Con mucho esfuerzo, Constanza estiró una mano para tocar la mejilla húmeda de su dueña. Los hombros abatidos de Ana se sacudieron, pero se tragó el sollozo que le estallaba en la garganta. Después, Constanza miró al conde y le sonrió con dulzura. Francisco Ciudadela se sintió de pronto viejo y solo. Con Constanza perdía el último lazo de unión con quien había sido el amor de su vida, su primera esposa. Sentía que una parte de él moría con aquella niña frágil.
Finalmente, Constanza volvió la cabeza hacia Niall.
– Lamento tanto lo que pasó, Niall -dijo-. Recuerda que te he amado de verdad.
– Lo sé, Constanza -respondió él con voz calmada y dulce-. Era una enfermedad, no tuviste la culpa.
Ella pareció sentirse aliviada al oír esas palabras, como si él le hubiera quitado un peso de encima.
– ¿Entonces, me perdonas?
– Sí, Constanza. -Niall se inclinó y le besó la boca.
Ella suspiró profundamente y murió. Durante un momento, él la miró y recordó a aquella niña adorable y hermosa de cuerpo dorado y exquisito, el cabello rubio, la niña que le había ofrecido su inocencia en un campo lleno de flores. ¿Qué había salido mal? Le besó los párpados y, luego, se volvió y abandonó la habitación.
A sus espaldas, oyó llorar a Ana, libre al fin de dar rienda suelta a su dolor. Niall se detuvo en la habitación contigua durante un momento, como si no supiera qué hacer. Entonces, tomó una decisión.
– Voy a cederos las propiedades de Constanza en Mallorca, Francisco, todas menos una casita y un viñedo que creo que deben ser para Ana.

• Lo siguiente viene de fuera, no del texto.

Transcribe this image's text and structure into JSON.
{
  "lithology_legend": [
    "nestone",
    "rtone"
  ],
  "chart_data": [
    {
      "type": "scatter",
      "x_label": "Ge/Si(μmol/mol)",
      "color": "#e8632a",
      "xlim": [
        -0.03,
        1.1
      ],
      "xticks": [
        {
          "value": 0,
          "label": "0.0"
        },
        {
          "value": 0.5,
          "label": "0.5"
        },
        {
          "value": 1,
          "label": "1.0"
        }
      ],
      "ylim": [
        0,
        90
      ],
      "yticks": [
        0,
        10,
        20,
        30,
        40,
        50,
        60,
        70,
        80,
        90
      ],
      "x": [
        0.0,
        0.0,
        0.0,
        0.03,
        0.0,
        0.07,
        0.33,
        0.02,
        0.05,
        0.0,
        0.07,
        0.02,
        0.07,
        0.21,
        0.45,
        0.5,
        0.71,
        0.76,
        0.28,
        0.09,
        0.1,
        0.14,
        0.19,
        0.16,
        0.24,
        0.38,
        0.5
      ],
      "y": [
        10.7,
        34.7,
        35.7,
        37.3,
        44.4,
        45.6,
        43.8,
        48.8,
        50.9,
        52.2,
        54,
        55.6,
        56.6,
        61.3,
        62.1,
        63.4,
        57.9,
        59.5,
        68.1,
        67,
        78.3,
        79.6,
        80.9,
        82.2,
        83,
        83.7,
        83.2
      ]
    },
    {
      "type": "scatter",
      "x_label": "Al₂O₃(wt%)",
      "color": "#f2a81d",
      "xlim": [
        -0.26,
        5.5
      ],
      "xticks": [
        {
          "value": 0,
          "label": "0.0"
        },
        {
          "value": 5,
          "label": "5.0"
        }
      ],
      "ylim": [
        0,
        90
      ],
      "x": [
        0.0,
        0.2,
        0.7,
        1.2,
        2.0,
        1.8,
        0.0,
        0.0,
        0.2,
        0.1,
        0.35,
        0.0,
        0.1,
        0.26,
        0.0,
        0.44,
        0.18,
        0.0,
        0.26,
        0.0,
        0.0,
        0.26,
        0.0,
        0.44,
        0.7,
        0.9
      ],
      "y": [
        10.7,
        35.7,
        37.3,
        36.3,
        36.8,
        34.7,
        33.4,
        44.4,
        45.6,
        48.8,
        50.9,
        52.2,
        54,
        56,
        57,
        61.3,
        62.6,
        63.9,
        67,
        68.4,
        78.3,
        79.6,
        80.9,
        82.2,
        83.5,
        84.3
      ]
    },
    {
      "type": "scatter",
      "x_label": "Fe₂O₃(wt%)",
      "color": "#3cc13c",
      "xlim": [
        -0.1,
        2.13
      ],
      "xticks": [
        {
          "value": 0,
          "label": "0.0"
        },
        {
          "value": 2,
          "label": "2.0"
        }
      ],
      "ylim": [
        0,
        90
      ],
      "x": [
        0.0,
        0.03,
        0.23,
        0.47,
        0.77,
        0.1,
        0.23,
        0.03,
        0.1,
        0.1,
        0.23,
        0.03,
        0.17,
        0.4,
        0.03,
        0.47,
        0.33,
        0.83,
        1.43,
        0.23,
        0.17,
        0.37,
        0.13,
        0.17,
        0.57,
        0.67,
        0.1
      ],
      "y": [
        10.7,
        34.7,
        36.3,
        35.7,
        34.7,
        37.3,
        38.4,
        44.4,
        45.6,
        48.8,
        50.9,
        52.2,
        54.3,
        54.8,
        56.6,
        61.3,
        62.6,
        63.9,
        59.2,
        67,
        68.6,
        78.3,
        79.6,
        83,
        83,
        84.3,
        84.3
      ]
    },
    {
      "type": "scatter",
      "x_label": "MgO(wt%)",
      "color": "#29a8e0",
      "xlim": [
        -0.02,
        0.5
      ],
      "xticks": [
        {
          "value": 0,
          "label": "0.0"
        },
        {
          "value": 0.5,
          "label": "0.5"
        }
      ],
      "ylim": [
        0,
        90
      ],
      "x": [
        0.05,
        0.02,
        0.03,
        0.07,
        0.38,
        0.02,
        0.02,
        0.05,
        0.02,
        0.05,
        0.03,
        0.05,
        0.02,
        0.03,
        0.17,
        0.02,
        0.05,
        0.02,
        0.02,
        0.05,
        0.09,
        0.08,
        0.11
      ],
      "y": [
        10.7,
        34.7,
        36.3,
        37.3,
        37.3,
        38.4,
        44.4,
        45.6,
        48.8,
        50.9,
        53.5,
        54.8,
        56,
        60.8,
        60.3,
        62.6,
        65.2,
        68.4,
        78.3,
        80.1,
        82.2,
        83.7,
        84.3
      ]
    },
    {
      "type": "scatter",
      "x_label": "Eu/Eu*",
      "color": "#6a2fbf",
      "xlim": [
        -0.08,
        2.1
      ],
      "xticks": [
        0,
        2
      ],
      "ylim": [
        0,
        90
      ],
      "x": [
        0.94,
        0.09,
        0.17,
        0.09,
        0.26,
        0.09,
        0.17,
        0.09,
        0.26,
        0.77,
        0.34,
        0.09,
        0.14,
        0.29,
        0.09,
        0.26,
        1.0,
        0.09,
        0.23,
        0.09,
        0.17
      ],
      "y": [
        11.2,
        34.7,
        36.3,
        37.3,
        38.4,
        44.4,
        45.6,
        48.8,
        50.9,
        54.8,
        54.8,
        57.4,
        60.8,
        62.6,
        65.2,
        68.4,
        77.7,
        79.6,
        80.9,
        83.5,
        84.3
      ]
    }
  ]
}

Haremos que lo arreglen los abogados. También quiero que Ana tenga una pensión de doce piezas de oro anuales. Polly desea volver a Inglaterra y yo quiero que tenga una dote de diez piezas de oro, un pasaje y ese collarcito de perlas que, a veces, usaba Constanza. Yo me quedaré con la casa de Londres. Pero el resto es vuestro.